Le maire, le service d'incendie et même un responsable de la police locale avaient aussi rédigé des lettres pour soutenir la candidature de cette bande d'enfants d'une municipalité où Pizza Hut, A&W et McDonald's constituaient les principales attractions. 

Un voyage à Québec payé avec des canettes et des bouteilles

Une fois la réponse arrivée, positive à la surprise générale, le problème demeurait entier. L'avion, l'hôtel, qui allait payer? C'était avant le boum pétrolier. À cette époque, Fort McMurray était tout ce qu'il y a de plus col bleu.

«La seule façon de réunir les fonds était de revendre des bouteilles et des canettes vides. Deux par deux, on a fait du porte-à-porte partout en ville et, par chance, il se boit beaucoup de bière l'hiver au Canada, alors on n'en manquait pas! Le mot s'est passé et les gens remplissaient même des boîtes d'avance pour nous. À 10 ¢ la canette et 20 ¢ la bouteille, on a pu ramasser jusqu'à 2000 $ par jour.

«Je n'oublierai jamais les balades à bord du camion de mon père ces jours de froidure, rêvant de jouer devant des milliers de spectateurs à Québec au même tournoi où Gretzky et Lemieux détenaient toujours des records. On allait probablement se faire planter, mais ç'avait peu d'importance. On s'en allait à La Mecque du hockey», se rappelle celui dont l'équipe portera à Québec le nom officiel des Barons Leo Roberts Entreprises de Fort McMurray, merci à un entrepreneur local généreux.

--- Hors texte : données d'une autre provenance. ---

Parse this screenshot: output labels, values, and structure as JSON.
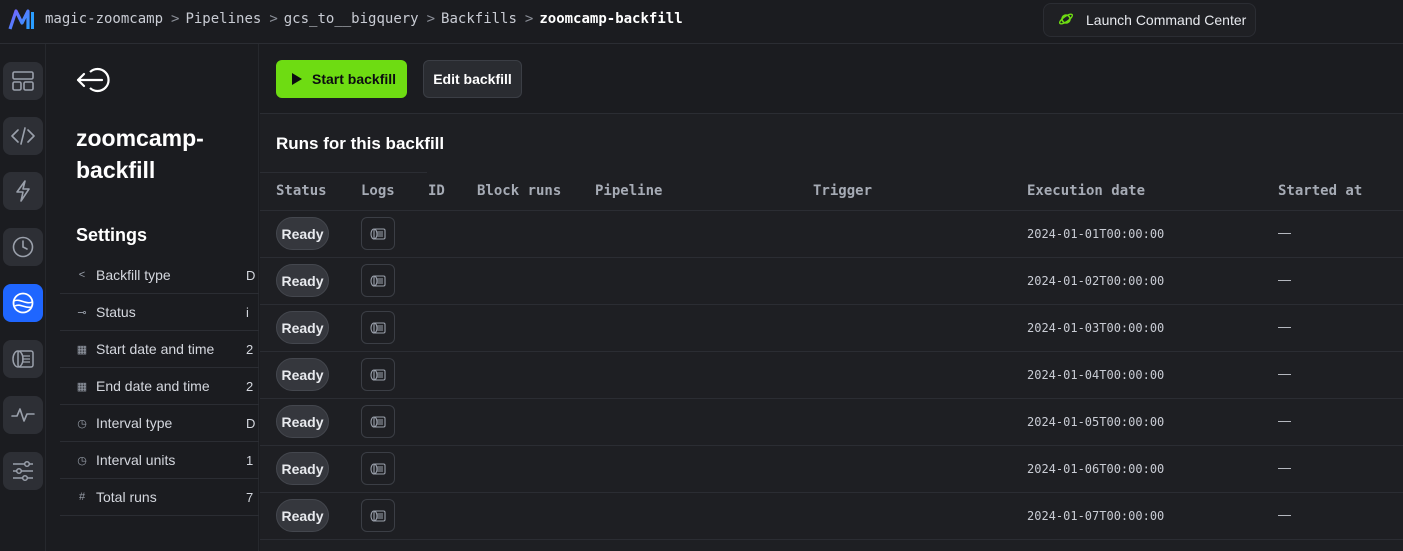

Ils auraient pu se faire écraser dès leur première partie par une sélection d'étoiles de Montréal ou de la Russie et devoir rempaqueter aussitôt. Ils ont plutôt mis la main sur le trophée Jean-Béliveau et la précieuse bannière. Que toute la ville a vu être hissée dans les hauteurs de l'aréna Beacon Hill.

«Plusieurs des portes où nous avons cogné ne tiennent plus debout, regrette Upshall. Plusieurs personnes qui nous ont ouvert leur porte ont tout perdu. Fort McMurray a besoin de générosité et d'aide. Mais que ceux qui lisent ceci sachent que ma ville natale est plus que des photos de dévastation et des gros titres. Ce n'est pas non plus juste un endroit où le monde vient faire de l'argent avant de repartir. C'est une véritable communauté avec des gens travaillants qui mérite d'être reconstruite», affirme-t-il.

L'aréna n'a finalement pas été rasé par le feu. Les rumeurs ont été plus rapides que les flammes. «Et au milieu du chaos, notre bannière est restée accrochée», conclut Upshall. Peut-être abîmée, certes, mais solidement cramponnée. Comme les habitants de Fort McMurray.